Hariel Skyline capte tous les regards lorsqu'il pénètre dans la salle. Ils sont énamourés pour les filles et plutôt furibonds, envieux chez les garçons. 

Je me demande quelques instants ce que je fous ici, puisque je ne suis pas près de revoir mon violon. Pendant la durée du cours, j'espère au moins écarter l'horrible souvenir de Nergal Del Rio en pleine action sur une de mes articulations. Je garde encore de douloureuses séquelles à chaque mouvement de mon bras.

Dans un lycée normal, je me plaindrais en bonne et due forme auprès des autorités compétentes. 

Dans un monde épris de justice, un salopard dans son genre irait croupir en taule, ce dont il a sûrement l'habitude. 

En bas des tours, Evangeline Bradford-Wyllt est priée de fermer sa petite gueule d'ange pour s'aplatir devant un immonde connard.
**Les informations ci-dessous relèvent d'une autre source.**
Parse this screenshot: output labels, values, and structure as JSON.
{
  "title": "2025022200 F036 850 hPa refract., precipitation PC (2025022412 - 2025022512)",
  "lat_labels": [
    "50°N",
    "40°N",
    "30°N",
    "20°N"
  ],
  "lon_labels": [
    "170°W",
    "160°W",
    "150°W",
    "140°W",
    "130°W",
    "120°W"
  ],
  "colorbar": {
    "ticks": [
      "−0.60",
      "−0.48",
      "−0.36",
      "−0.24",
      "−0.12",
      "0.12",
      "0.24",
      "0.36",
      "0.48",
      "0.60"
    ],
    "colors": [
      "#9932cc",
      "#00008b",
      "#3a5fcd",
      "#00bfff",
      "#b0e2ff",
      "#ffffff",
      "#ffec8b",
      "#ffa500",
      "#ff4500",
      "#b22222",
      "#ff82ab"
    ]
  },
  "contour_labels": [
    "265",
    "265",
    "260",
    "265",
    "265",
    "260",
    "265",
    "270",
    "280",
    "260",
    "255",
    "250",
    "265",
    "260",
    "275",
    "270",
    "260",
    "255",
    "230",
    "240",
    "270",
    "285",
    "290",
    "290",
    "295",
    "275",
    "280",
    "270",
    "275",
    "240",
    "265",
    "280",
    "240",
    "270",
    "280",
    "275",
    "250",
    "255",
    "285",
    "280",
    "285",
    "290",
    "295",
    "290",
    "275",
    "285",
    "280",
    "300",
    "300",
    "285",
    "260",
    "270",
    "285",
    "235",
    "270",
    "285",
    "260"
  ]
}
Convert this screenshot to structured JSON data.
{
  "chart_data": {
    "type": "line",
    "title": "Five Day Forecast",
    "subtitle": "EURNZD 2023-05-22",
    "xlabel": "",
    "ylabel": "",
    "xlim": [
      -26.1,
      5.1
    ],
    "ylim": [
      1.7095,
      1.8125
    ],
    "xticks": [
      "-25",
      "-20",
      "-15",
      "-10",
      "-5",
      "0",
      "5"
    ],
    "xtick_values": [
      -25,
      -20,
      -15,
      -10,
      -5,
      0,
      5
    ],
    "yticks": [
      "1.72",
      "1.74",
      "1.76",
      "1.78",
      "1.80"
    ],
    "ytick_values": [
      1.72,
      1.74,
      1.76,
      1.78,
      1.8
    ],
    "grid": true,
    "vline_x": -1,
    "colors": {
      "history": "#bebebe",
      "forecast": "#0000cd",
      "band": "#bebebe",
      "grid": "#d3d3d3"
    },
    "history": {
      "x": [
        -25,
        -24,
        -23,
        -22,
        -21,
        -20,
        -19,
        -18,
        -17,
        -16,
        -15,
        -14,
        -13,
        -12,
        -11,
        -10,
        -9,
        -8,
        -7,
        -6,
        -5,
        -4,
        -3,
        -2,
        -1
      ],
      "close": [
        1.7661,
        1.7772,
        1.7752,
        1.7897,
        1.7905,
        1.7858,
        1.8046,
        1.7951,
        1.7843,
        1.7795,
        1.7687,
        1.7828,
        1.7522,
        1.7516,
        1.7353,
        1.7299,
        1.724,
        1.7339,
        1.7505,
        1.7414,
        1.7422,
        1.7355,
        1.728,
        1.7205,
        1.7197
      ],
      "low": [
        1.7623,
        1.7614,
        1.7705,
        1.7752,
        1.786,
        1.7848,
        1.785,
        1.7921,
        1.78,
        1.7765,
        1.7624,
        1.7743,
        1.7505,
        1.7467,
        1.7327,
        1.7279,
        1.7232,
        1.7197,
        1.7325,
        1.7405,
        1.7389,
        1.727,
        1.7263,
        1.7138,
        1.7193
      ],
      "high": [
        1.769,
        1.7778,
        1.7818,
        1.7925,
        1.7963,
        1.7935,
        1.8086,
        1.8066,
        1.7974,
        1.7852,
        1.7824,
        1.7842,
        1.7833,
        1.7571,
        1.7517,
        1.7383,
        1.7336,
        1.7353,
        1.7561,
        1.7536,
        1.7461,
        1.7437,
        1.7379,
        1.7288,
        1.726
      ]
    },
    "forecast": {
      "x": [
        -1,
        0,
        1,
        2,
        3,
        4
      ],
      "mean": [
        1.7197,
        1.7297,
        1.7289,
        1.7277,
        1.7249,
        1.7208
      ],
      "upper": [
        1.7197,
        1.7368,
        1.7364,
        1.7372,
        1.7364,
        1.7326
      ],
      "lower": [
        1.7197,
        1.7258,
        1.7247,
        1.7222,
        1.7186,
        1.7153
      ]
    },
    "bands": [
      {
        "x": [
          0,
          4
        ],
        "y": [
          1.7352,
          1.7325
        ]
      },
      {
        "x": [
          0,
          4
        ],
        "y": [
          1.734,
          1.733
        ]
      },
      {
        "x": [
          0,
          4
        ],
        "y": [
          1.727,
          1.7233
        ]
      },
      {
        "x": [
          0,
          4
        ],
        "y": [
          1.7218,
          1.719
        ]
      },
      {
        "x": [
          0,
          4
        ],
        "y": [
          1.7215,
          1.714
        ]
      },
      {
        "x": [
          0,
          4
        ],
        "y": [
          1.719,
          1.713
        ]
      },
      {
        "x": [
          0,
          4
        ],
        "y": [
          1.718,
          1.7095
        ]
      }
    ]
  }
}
Nergal Del Rio semble au-dessus de nos lois, tel un dieu capricieux il peut péter la tronche des VIP tout autant que mon épaule de fille misérable au destin forgé d'avance. C'est ce que j'appelle la poisse irrémédiable, celle qui s'accroche à vos basques pour ne plus vous quitter. 

Plus jamais, sauf quand vous crevez.

Hariel Skyline vient de sortir un diable de sa boîte. Je rigole...

C'est un objet sans doute très ancien, un manège en miniature, délicatement ouvragé avec une foule de détails. On reconnait des chevaux et aussi de petits personnages ailés, certains jouent d'un instrument, d'autres ont l'air de chanter. Ce genre de distraction se rencontre en grandeur nature dans les tours, mais les canassons sont sûrement remplacés par des navettes spatiales. En ce qui me concerne, je n'ai jamais vu un manège en vrai, comme la totalité des gosses d'en bas, rigoureusement privés de ces frivolités.

Ahn dévore Hariel des yeux, il commence son cours d'une voix douce.

— Il existait autrefois des pays faits de neige et de glace, au plus noir de l'hiver, les adultes offraient ceci aux enfants.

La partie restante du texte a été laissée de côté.